DGMGRL> show configuration

Configuration - CFG

  Protection Mode: MaxProtection
  Members:
  SFB1 - Primary database
    SFB2 - Physical standby database
    SFC1 - Physical standby database
    SFC2 - Physical standby database
      Warning: ORA-16857: member disconnected from redo source for longer than specified threshold

Fast-Start Failover:  Disabled

Configuration Status:
WARNING   (status updated 8 seconds ago)

You can repeat the process for a second standby, SFC1, for example. Again, the database hangs for 30 seconds, and finally resolves.

DGMGRL> show configuration

Configuration - CFG

  Protection Mode: MaxProtection
  Members:
  SFB1 - Primary database
    Error: ORA-16778: redo transport error for one or more members

    SFB2 - Physical standby database
    SFC1 - Physical standby database
      Warning: ORA-16857: member disconnected from redo source for longer than specified threshold

    SFC2 - Physical standby database
      Warning: ORA-16857: member disconnected from redo source for longer than specified threshold

Fast-Start Failover:  Disabled

Configuration Status:
ERROR   (status updated 160 seconds ago)

This section, where failure of some, but not all standbys leads to an application hang is going to be objectionable to some application users.

Failure of all standbys

Now disconnect the third standby. Observe this behavior:

The primary will retry the standbys for 5 minutes.
Sessions that issue a commit will wait.
The primary will abort and restart.
During restart, the instance will hang on open database.
After 8 more minutes, the primary will abort.

Host shutdown is the expected behavior after a failure of all standbys. The following message will appear in SQL*Plus sessions that were waiting on commit.

commit
*
ERROR at line 1:
ORA-03113: end-of-file on communication channel
Process ID: 10524
Session ID: 39 Serial number: 7415

Some may find it surprising that the shutdown is not instantaneous, and that it takes five minutes before the database shuts down.

Adjusting NetTimeout

You can reduce the amount of time that an application can wait on TCP timeout:

DGMGRL> edit database SFB1 set property NetTimeout = 5;
Property "nettimeout" updated
DGMGRL> edit database SFB2 set property NetTimeout = 5;
Property "nettimeout" updated
DGMGRL> edit database SFC1 set property NetTimeout = 5;
Property "nettimeout" updated
DGMGRL> edit database SFC2 set property NetTimeout = 5;
Property "nettimeout" updated

This is a workaround and is beside the point.

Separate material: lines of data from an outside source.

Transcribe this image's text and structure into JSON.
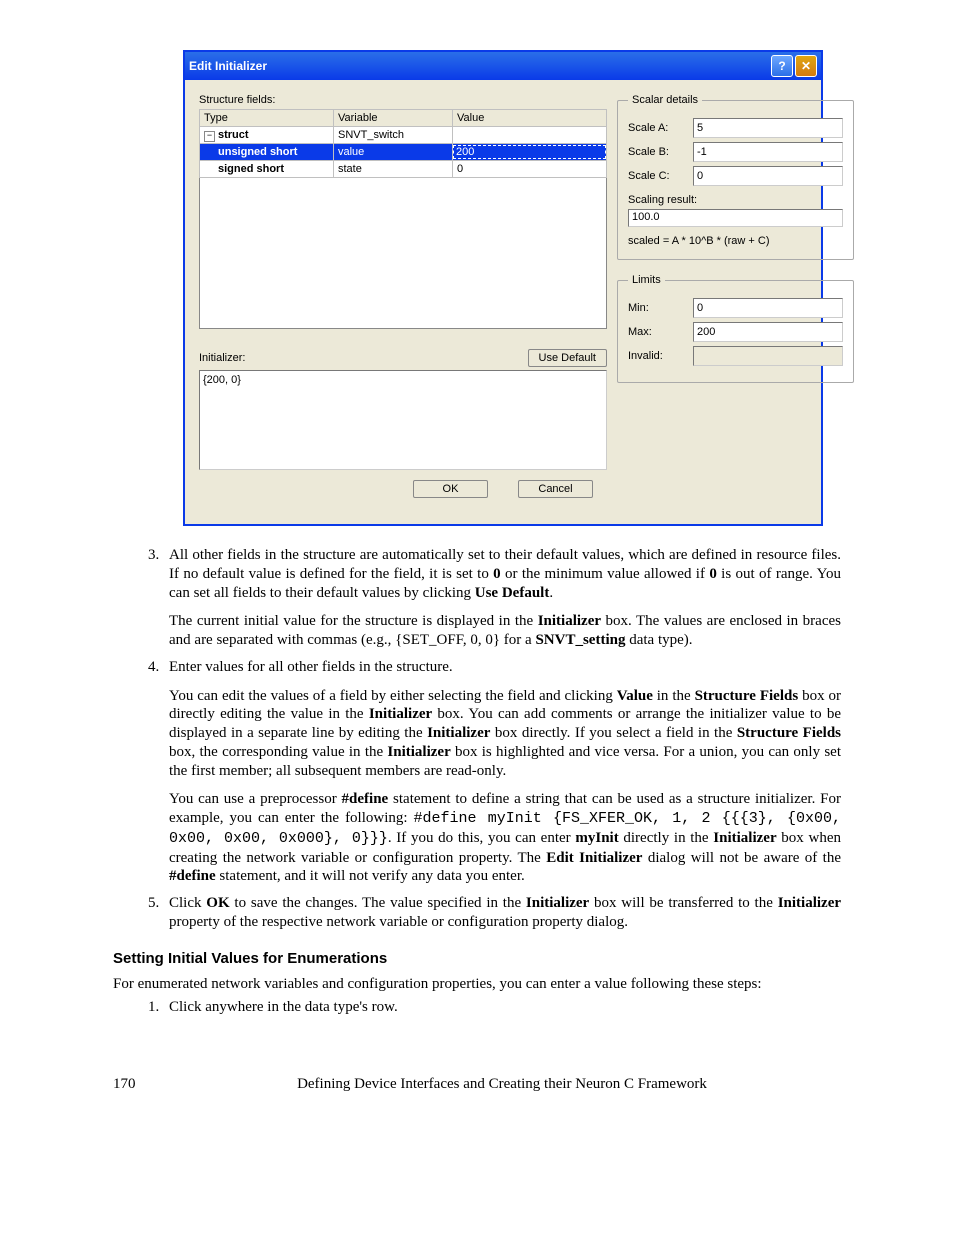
{
  "dialog": {
    "title": "Edit Initializer",
    "structure_fields_label": "Structure fields:",
    "columns": {
      "type": "Type",
      "variable": "Variable",
      "value": "Value"
    },
    "rows": [
      {
        "type_prefix": "⊟",
        "type": "struct",
        "variable": "SNVT_switch",
        "value": "",
        "selected": false,
        "indent": 0
      },
      {
        "type_prefix": "",
        "type": "unsigned short",
        "variable": "value",
        "value": "200",
        "selected": true,
        "indent": 1
      },
      {
        "type_prefix": "",
        "type": "signed short",
        "variable": "state",
        "value": "0",
        "selected": false,
        "indent": 1
      }
    ],
    "initializer_label": "Initializer:",
    "use_default_label": "Use Default",
    "initializer_value": "{200, 0}",
    "scalar": {
      "legend": "Scalar details",
      "scale_a_label": "Scale A:",
      "scale_a": "5",
      "scale_b_label": "Scale B:",
      "scale_b": "-1",
      "scale_c_label": "Scale C:",
      "scale_c": "0",
      "result_label": "Scaling result:",
      "result": "100.0",
      "formula": "scaled = A * 10^B * (raw + C)"
    },
    "limits": {
      "legend": "Limits",
      "min_label": "Min:",
      "min": "0",
      "max_label": "Max:",
      "max": "200",
      "invalid_label": "Invalid:",
      "invalid": ""
    },
    "ok_label": "OK",
    "cancel_label": "Cancel"
  },
  "doc": {
    "item3_a": "All other fields in the structure are automatically set to their default values, which are defined in resource files.  If no default value is defined for the field, it is set to ",
    "item3_b": " or the minimum value allowed if ",
    "item3_c": " is out of range.  You can set all fields to their default values by clicking ",
    "item3_bold0": "0",
    "item3_bold0b": "0",
    "item3_use_default": "Use Default",
    "item3_p_a": "The current initial value for the structure is displayed in the ",
    "item3_p_b": " box.  The values are enclosed in braces and are separated with commas (e.g., {SET_OFF, 0, 0} for a ",
    "item3_p_c": " data type).",
    "item3_p_bold_init": "Initializer",
    "item3_p_bold_snvt": "SNVT_setting",
    "item4_a": "Enter values for all other fields in the structure.",
    "item4_p1_a": "You can edit the values of a field by either selecting the field and clicking ",
    "item4_p1_b": " in the ",
    "item4_p1_c": " box or directly editing the value in the ",
    "item4_p1_d": " box.  You can add comments or arrange the initializer value to be displayed in a separate line by editing the ",
    "item4_p1_e": " box directly.  If you select a field in the ",
    "item4_p1_f": " box, the corresponding value in the ",
    "item4_p1_g": " box is highlighted and vice versa.  For a union, you can only set the first member; all subsequent members are read-only.",
    "item4_p1_value": "Value",
    "item4_p1_sf": "Structure Fields",
    "item4_p1_init": "Initializer",
    "item4_p2_a": "You can use a preprocessor ",
    "item4_p2_b": " statement to define a string that can be used as a structure initializer.  For example, you can enter the following: ",
    "item4_p2_c": ". If you do this, you can enter ",
    "item4_p2_d": " directly in the ",
    "item4_p2_e": " box when creating the network variable or configuration property.  The ",
    "item4_p2_f": " dialog will not be aware of the ",
    "item4_p2_g": " statement, and it will not verify any data you enter.",
    "item4_p2_define": "#define",
    "item4_p2_code": "#define myInit {FS_XFER_OK, 1, 2 {{{3}, {0x00, 0x00, 0x00, 0x000}, 0}}}",
    "item4_p2_myinit": "myInit",
    "item4_p2_init": "Initializer",
    "item4_p2_edit": "Edit Initializer",
    "item5_a": "Click ",
    "item5_b": " to save the changes.  The value specified in the ",
    "item5_c": " box will be transferred to the ",
    "item5_d": " property of the respective network variable or configuration property dialog.",
    "item5_ok": "OK",
    "item5_init": "Initializer",
    "heading": "Setting Initial Values for Enumerations",
    "para": "For enumerated network variables and configuration properties, you can enter a value following these steps:",
    "step1": "Click anywhere in the data type's row.",
    "page_num": "170",
    "footer": "Defining Device Interfaces and Creating their Neuron C Framework"
  }
}
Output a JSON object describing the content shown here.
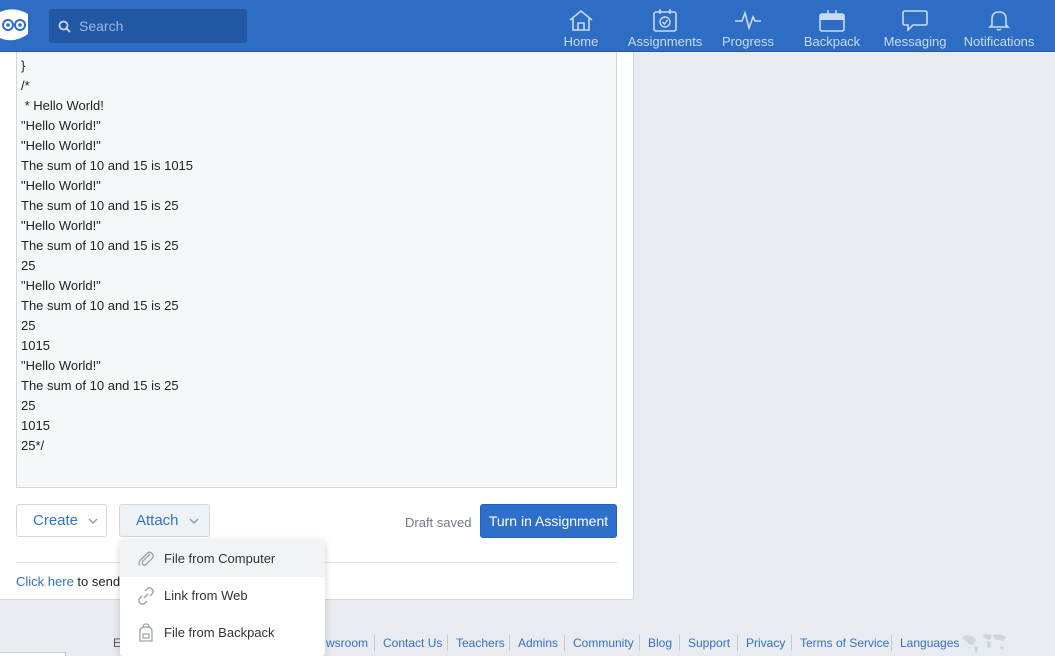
{
  "search": {
    "placeholder": "Search"
  },
  "nav": [
    {
      "label": "Home",
      "icon": "home-icon"
    },
    {
      "label": "Assignments",
      "icon": "assignments-icon"
    },
    {
      "label": "Progress",
      "icon": "progress-icon"
    },
    {
      "label": "Backpack",
      "icon": "backpack-icon"
    },
    {
      "label": "Messaging",
      "icon": "messaging-icon"
    },
    {
      "label": "Notifications",
      "icon": "notifications-icon"
    }
  ],
  "editor": {
    "lines": [
      "}",
      "/*",
      " * Hello World!",
      "\"Hello World!\"",
      "\"Hello World!\"",
      "The sum of 10 and 15 is 1015",
      "\"Hello World!\"",
      "The sum of 10 and 15 is 25",
      "\"Hello World!\"",
      "The sum of 10 and 15 is 25",
      "25",
      "\"Hello World!\"",
      "The sum of 10 and 15 is 25",
      "25",
      "1015",
      "\"Hello World!\"",
      "The sum of 10 and 15 is 25",
      "25",
      "1015",
      "25*/"
    ]
  },
  "toolbar": {
    "create_label": "Create",
    "attach_label": "Attach",
    "draft_status": "Draft saved",
    "turnin_label": "Turn in Assignment"
  },
  "footer_note": {
    "link": "Click here",
    "text": " to send"
  },
  "attach_menu": [
    {
      "label": "File from Computer",
      "icon": "paperclip-icon"
    },
    {
      "label": "Link from Web",
      "icon": "link-icon"
    },
    {
      "label": "File from Backpack",
      "icon": "backpack-icon"
    }
  ],
  "footer": {
    "partial_left": "E",
    "links": [
      "wsroom",
      "Contact Us",
      "Teachers",
      "Admins",
      "Community",
      "Blog",
      "Support",
      "Privacy",
      "Terms of Service",
      "Languages"
    ]
  },
  "colors": {
    "brand": "#2d6ec4",
    "link": "#3471c8",
    "primary_button": "#2e6fcc"
  }
}
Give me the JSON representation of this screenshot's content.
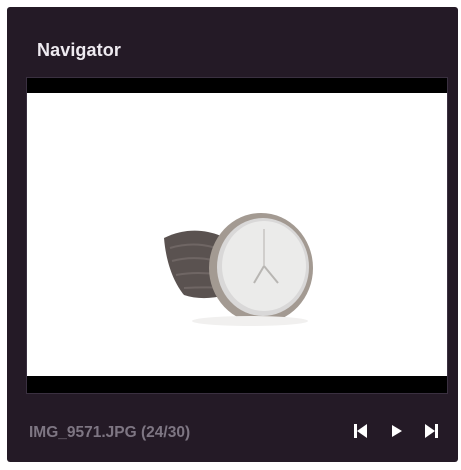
{
  "panel": {
    "title": "Navigator"
  },
  "preview": {
    "image_subject": "wristwatch-photo"
  },
  "status": {
    "filename_text": "IMG_9571.JPG (24/30)"
  },
  "controls": {
    "first_icon": "skip-to-first-icon",
    "play_icon": "play-icon",
    "last_icon": "skip-to-last-icon"
  },
  "colors": {
    "panel_background": "#241a26",
    "title_text": "#eeeaf0",
    "filename_text": "#7e7683",
    "control_icons": "#ffffff",
    "letterbox": "#000000"
  }
}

The application still has to wait to commit even though one or more standbys is still available. There should be no hanging.

Conclusion

There is a flaw in Data Guard Maximum Protection. If a TCP timeout error involving only one standby, the primary will hang even if other standbys are available. This issue will lead some administrators to rule out Data Guard Maximum Protection.

In the past, because of high hardware costs, long lead times, and separation of duties across DBA and SAs, it was rare to test Maximum Protection. Now, with the cloud, testing such arrangements is convenient, but testing uncovers weakness in the design.

Likewise, in the past, because of separation of duties across DBAs and network administrators, it was rare for DBAs to stage TCP timeout tests, but such tests are simple to perform now. TCP timeout tests uncover weaknesses in Data Guard.

Data Guard Maximum Availability has improved over time to the point where it is an acceptable substitute for Maximum Performance in some cases.

Oracle 12.1 introduced the far sync instance, which can be configured near a primary database on a low latency network to provide near-zero-data loss capability. Maximum Availability and far sync are described in this article. An Active Data Guard license is required for far sync. Ironically, in this sense, Maximum Availability costs more than Maximum Protection, the highest level.